What’s your favorite work in American philosophy? What should we all be reading?
I have to confess that am constitutionally incapable of picking favorites; it is just too hard for me! (My mom claims it’s because I’m a Libra, but I think it’s because I’m a philosopher.) I’ll say that things in American philosophy that I’ve read recently and really enjoyed were Elizabeth Anderson’s Private Government, various essays by Olufemi O. Taiwo (most
recently his “Being-in-the-Room Privilege: Elite Capture and Epistemic Deference,” but I also really liked his review essay on Tommy Curry’s book that appeared in the APA Newsletter on Philosophy and the Black Experience), and an essay at the Jane Addams Papers Project on women’s basketball at Hull House and the role that Addams had in making women’s athletics possible so many years prior to the passage of Title IX. I’m currently reading Addams’s book The Spirit of the Youth and the City Streets as a consequence.

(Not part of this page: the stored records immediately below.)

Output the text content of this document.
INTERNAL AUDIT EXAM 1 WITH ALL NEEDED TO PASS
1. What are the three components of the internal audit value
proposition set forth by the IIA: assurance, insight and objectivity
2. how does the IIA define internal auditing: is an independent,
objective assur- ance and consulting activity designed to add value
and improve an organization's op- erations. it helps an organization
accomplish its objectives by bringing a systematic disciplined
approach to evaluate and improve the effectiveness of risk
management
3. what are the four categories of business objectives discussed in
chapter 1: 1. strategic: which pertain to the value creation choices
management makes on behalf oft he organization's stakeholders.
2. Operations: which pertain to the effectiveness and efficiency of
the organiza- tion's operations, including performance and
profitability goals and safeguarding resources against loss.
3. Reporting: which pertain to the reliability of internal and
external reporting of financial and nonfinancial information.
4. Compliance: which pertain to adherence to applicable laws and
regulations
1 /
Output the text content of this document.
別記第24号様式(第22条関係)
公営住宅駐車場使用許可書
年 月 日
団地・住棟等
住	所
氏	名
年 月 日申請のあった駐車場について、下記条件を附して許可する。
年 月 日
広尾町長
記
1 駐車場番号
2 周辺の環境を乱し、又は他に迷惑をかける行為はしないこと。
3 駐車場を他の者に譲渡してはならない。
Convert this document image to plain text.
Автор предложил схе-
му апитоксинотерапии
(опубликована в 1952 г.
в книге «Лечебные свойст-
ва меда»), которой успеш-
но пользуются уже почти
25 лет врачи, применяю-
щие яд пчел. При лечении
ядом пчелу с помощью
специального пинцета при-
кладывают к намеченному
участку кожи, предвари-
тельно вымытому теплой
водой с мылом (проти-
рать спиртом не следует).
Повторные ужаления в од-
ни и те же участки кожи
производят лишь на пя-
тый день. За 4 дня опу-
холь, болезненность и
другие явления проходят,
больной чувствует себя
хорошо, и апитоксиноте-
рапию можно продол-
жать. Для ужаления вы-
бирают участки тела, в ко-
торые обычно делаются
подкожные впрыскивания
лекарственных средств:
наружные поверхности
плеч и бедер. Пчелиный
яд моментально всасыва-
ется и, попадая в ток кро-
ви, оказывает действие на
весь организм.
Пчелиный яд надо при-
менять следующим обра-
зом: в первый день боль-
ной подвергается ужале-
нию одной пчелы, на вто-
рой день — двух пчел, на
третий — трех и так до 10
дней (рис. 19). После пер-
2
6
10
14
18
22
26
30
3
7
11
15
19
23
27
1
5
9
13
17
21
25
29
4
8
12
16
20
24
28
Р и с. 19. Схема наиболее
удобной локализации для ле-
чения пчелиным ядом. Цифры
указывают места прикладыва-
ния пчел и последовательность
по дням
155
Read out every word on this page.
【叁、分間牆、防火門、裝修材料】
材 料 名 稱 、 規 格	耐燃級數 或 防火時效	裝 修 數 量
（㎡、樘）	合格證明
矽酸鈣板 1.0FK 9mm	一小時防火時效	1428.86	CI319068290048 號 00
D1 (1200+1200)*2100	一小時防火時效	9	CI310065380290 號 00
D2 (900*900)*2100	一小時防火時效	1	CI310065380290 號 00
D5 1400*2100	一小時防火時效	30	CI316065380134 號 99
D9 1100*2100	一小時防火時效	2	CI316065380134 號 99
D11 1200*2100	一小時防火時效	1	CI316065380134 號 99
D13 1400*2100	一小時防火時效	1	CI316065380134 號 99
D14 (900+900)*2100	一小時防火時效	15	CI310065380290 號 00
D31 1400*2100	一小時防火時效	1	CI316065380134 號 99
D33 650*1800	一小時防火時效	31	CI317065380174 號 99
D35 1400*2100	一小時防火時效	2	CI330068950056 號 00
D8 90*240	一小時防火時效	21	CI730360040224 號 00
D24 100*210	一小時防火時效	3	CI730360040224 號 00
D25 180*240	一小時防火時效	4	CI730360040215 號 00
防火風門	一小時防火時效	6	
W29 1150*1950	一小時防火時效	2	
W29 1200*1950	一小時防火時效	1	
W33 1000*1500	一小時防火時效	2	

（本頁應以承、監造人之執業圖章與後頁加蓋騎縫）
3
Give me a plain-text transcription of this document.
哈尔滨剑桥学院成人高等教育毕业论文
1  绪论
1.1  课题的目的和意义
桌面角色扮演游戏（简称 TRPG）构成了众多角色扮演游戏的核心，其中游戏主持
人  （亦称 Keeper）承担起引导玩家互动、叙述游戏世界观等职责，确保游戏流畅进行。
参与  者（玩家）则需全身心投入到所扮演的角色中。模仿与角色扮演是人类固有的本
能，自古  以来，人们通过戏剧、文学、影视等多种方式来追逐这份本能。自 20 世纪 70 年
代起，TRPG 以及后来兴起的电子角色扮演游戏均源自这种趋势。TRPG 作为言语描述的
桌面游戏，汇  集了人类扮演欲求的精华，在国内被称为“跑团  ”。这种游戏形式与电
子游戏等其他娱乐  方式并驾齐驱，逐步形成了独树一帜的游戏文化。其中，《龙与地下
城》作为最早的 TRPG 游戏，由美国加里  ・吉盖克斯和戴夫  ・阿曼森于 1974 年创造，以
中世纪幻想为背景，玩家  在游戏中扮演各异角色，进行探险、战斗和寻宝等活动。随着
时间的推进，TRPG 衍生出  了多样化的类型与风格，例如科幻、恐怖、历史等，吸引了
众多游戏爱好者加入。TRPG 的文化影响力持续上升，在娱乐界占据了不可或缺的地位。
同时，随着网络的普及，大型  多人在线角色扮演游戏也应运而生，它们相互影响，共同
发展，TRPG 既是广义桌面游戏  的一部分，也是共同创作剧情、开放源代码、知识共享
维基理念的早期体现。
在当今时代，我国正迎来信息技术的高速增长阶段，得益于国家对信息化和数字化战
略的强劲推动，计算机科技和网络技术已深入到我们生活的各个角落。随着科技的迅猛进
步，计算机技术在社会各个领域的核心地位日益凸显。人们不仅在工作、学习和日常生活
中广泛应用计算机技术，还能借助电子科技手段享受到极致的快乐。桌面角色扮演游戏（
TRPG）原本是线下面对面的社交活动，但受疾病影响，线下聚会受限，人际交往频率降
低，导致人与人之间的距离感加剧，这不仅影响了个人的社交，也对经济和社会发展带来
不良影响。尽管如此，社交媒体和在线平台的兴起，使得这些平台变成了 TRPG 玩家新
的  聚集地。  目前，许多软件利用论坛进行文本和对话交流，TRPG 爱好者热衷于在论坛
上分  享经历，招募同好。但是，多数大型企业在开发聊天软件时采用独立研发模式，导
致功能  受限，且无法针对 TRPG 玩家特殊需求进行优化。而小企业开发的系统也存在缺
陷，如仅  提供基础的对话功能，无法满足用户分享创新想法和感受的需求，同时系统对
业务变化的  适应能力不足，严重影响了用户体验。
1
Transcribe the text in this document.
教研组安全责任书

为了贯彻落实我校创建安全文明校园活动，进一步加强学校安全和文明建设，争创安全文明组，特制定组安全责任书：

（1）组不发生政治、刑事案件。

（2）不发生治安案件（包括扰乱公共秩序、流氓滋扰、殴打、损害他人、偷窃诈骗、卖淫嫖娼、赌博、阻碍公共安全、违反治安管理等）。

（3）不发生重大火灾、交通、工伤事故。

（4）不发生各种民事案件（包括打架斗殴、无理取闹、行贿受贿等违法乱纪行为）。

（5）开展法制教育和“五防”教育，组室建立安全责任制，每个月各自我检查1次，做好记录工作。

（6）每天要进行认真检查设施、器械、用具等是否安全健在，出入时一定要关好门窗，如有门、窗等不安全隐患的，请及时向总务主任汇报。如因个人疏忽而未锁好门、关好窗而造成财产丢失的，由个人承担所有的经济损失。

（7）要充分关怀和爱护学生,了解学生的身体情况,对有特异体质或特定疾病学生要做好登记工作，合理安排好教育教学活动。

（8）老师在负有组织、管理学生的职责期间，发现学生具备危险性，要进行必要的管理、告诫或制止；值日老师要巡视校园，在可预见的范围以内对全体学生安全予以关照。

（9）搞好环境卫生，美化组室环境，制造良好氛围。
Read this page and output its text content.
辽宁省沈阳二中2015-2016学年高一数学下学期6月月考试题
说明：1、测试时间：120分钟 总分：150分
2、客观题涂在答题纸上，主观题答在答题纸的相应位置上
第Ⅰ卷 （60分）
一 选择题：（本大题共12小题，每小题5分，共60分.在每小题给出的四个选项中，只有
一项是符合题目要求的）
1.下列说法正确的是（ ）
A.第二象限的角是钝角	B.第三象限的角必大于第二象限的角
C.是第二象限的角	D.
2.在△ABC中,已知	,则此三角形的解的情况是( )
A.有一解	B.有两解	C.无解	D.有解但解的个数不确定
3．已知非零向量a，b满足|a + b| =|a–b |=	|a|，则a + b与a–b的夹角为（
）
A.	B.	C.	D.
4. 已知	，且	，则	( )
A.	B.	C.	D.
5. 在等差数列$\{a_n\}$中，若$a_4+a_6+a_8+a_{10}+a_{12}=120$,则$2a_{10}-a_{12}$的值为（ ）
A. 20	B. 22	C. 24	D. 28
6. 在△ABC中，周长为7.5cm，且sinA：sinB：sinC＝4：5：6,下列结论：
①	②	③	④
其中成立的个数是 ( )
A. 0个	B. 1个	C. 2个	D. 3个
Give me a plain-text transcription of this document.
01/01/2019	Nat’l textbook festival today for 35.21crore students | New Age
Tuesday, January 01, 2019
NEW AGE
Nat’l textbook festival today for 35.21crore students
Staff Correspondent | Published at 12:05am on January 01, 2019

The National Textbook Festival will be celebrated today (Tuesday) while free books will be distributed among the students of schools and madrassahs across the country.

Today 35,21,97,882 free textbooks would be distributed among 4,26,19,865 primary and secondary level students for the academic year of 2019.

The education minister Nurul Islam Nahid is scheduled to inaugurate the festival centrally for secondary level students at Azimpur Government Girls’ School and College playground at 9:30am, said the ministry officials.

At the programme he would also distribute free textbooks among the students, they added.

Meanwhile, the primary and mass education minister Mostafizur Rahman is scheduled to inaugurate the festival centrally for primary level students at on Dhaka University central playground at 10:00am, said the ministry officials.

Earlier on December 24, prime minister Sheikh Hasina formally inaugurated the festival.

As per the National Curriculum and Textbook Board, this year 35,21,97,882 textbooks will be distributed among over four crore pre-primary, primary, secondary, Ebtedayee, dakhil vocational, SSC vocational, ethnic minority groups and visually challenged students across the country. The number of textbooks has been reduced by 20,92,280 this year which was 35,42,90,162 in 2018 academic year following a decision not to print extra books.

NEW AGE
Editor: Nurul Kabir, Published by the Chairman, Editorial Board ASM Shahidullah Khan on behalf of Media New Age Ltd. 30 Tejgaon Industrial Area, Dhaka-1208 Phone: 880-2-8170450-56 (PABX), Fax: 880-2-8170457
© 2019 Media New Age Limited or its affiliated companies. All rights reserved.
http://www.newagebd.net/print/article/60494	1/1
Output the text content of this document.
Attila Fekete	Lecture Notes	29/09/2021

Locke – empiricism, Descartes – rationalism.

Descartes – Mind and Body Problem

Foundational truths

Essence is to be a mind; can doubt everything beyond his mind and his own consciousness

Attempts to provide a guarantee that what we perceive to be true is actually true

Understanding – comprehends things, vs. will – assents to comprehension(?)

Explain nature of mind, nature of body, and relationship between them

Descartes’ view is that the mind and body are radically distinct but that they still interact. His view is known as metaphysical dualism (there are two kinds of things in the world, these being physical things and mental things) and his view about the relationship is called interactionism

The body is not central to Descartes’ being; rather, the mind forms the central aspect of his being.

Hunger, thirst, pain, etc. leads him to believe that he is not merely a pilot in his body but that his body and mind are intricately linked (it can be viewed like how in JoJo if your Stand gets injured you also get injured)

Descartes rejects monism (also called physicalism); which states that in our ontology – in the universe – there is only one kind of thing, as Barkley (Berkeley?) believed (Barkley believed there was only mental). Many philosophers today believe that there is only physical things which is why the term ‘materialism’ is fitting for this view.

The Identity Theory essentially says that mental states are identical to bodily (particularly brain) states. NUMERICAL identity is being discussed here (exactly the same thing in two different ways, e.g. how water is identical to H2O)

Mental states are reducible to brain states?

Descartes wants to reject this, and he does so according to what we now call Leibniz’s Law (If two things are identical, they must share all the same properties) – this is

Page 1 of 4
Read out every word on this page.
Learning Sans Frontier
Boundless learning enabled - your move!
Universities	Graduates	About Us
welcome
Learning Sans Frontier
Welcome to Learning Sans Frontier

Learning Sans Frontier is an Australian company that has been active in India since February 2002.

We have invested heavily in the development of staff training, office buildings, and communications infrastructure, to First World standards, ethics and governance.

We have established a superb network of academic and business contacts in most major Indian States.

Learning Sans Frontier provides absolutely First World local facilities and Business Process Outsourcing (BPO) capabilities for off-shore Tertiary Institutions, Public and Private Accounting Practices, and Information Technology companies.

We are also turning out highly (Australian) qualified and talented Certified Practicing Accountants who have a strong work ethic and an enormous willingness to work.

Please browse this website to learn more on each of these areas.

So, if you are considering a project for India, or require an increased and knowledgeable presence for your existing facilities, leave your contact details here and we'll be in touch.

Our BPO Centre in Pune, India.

Beyond these, I am a big advocate of reading outside of philosophy. William James, as SAAP folks know, was extremely widely read and I think this made him an excellent writer; although I often disagree with James I am continually drawn to and inspired by his prose. So my view is that we should be reading all kinds of things! I recently fnished Jeremias Prassl’s Humans as a Service, which is about the gig economy and employment law, and the novels Wolf Hall by Hilary Mantel and The Street by Ann Petry, both of which were excellent.